The French say that some people are strong with a “ladder mind”, that is, they are able to come up with a decent response to an insult only after the end of the dialogue, when they leave the house of the person who insulted them and being on the stairs. It’s a shame when the right phrases come after the conversation is over. If you consider yourself just such people who are not able to quickly give a witty answer, you will come in handy tips on how to respond beautifully to an insult.
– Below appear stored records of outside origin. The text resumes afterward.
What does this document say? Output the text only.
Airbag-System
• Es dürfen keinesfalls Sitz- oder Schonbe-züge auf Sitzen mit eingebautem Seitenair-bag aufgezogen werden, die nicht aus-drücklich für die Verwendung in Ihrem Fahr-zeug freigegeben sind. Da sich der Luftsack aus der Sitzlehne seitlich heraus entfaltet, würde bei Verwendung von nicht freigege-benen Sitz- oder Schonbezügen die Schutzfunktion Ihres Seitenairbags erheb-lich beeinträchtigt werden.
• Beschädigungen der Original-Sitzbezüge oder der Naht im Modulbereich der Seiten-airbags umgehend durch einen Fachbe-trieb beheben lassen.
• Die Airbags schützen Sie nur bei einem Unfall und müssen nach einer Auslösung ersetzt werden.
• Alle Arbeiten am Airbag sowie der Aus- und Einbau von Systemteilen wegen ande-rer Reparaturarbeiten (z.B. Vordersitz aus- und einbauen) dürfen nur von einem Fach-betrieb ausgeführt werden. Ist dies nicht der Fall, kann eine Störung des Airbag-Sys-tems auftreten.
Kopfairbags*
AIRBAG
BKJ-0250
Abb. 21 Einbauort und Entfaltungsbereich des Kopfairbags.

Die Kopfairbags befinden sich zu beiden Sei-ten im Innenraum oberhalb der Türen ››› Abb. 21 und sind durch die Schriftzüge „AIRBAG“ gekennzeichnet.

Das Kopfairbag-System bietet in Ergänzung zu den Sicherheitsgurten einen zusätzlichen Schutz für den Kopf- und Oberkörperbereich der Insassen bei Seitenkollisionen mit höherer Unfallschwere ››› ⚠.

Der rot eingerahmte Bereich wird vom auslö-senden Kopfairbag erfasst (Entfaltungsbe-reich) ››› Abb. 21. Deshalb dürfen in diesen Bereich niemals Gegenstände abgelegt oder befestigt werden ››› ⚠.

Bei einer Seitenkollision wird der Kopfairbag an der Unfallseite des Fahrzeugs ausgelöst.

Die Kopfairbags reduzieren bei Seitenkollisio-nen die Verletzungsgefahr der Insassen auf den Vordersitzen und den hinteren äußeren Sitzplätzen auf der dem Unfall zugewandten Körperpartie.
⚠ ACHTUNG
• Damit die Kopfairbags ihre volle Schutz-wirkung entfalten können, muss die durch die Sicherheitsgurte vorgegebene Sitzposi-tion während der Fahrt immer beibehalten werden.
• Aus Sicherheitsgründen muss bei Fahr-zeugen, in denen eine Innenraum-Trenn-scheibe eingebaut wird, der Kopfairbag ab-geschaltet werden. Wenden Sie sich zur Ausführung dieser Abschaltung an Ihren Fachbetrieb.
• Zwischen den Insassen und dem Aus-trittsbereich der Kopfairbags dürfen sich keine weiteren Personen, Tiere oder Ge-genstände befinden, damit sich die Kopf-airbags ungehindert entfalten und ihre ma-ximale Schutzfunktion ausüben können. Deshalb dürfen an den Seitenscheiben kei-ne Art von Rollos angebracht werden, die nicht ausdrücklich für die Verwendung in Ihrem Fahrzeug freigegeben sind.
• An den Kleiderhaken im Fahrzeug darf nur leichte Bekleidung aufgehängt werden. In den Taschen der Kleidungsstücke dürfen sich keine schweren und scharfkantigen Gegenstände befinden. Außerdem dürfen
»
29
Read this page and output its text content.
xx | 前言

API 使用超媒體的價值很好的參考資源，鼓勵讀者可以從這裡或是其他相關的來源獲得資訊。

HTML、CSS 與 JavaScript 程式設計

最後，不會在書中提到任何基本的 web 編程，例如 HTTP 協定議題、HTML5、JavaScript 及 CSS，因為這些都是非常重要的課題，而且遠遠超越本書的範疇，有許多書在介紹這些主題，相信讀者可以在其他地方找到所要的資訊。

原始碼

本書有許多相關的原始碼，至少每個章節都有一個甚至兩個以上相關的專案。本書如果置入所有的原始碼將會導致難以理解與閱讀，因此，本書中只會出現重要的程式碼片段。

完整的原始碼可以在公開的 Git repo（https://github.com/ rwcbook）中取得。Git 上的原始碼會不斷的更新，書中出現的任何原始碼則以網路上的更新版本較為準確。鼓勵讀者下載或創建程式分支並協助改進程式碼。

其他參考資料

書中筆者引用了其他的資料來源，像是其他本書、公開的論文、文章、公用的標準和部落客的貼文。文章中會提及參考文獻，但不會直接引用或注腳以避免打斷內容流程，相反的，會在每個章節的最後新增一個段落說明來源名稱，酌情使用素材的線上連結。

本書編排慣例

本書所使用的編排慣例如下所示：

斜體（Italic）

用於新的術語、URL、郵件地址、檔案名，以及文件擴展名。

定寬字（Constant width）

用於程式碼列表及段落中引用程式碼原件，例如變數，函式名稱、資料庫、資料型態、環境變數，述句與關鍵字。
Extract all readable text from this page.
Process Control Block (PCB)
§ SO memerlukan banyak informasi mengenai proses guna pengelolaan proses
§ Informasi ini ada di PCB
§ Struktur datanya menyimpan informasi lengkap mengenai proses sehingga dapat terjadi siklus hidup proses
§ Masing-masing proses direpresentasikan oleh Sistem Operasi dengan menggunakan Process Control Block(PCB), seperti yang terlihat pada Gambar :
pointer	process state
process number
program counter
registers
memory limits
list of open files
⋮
So, here are 12 ways to put the abuser in place:
- In response to an offensive line, say, “I am not surprised by your words. Rather, it would surprise me if you said something really reasonable. I hope that sooner or later such a moment will come ”;
- Looking at the offender with a thoughtful look, say: “The wonders of nature sometimes shock me. For example, now I am amazed at how a person with such low intelligence was able to live up to your age ”;
- To end the conversation, say, “I’m not going to respond to the insult. I think that in time life itself will make you answer for them ”;
- When addressing another person who is with you and the abuser, say: “I recently read that by insulting others for no reason, a person takes out his psychological complexes and compensates for failure in other areas of life. We can discuss this: I think we have a very interesting specimen before us ”;
- You can use this phrase: “It’s sad when insults are the only way to assert yourself. Such people look very pitiful ”;
- Sneeze and say, “I’m sorry. I’m just allergic to such nonsense ”;
- For each offensive remark, say: “So what?”, “So what?” After some time, the offender’s fuse will subside;
- Ask: “Did your parents ever tell you that they were ashamed of your upbringing? It means that they are hiding something from you ”;
- Ask the abuser how his day went. When he is surprised by your question, say, “Usually people act like they’ve been thrown off the chain after some kind of trouble. What if I can do something to help you “;
- In response to insults, wish the person good luck and happiness. This should be done as sincerely as possible, smiling and looking straight into the eyes. Most likely, the abuser who does not expect such a reaction will be discouraged and will not be able to continue to offend you;
- Look bored and say, “I’m very embarrassed to interrupt your monologue, but I have more important things to do. Tell me please, are you finished or do you want to demonstrate your stupidity for a while? “;
- Ask: “What do you think, is it true that the more cowardly and weaker a person is, the more aggressive he is? I think you have something to say about this. “
Reacting to verbal aggression can be tricky. You cannot give vent to emotions and stoop to mutual insults: this will only incite the aggressor. Remain calm and don’t be afraid to improvise. And then the last word will certainly be yours.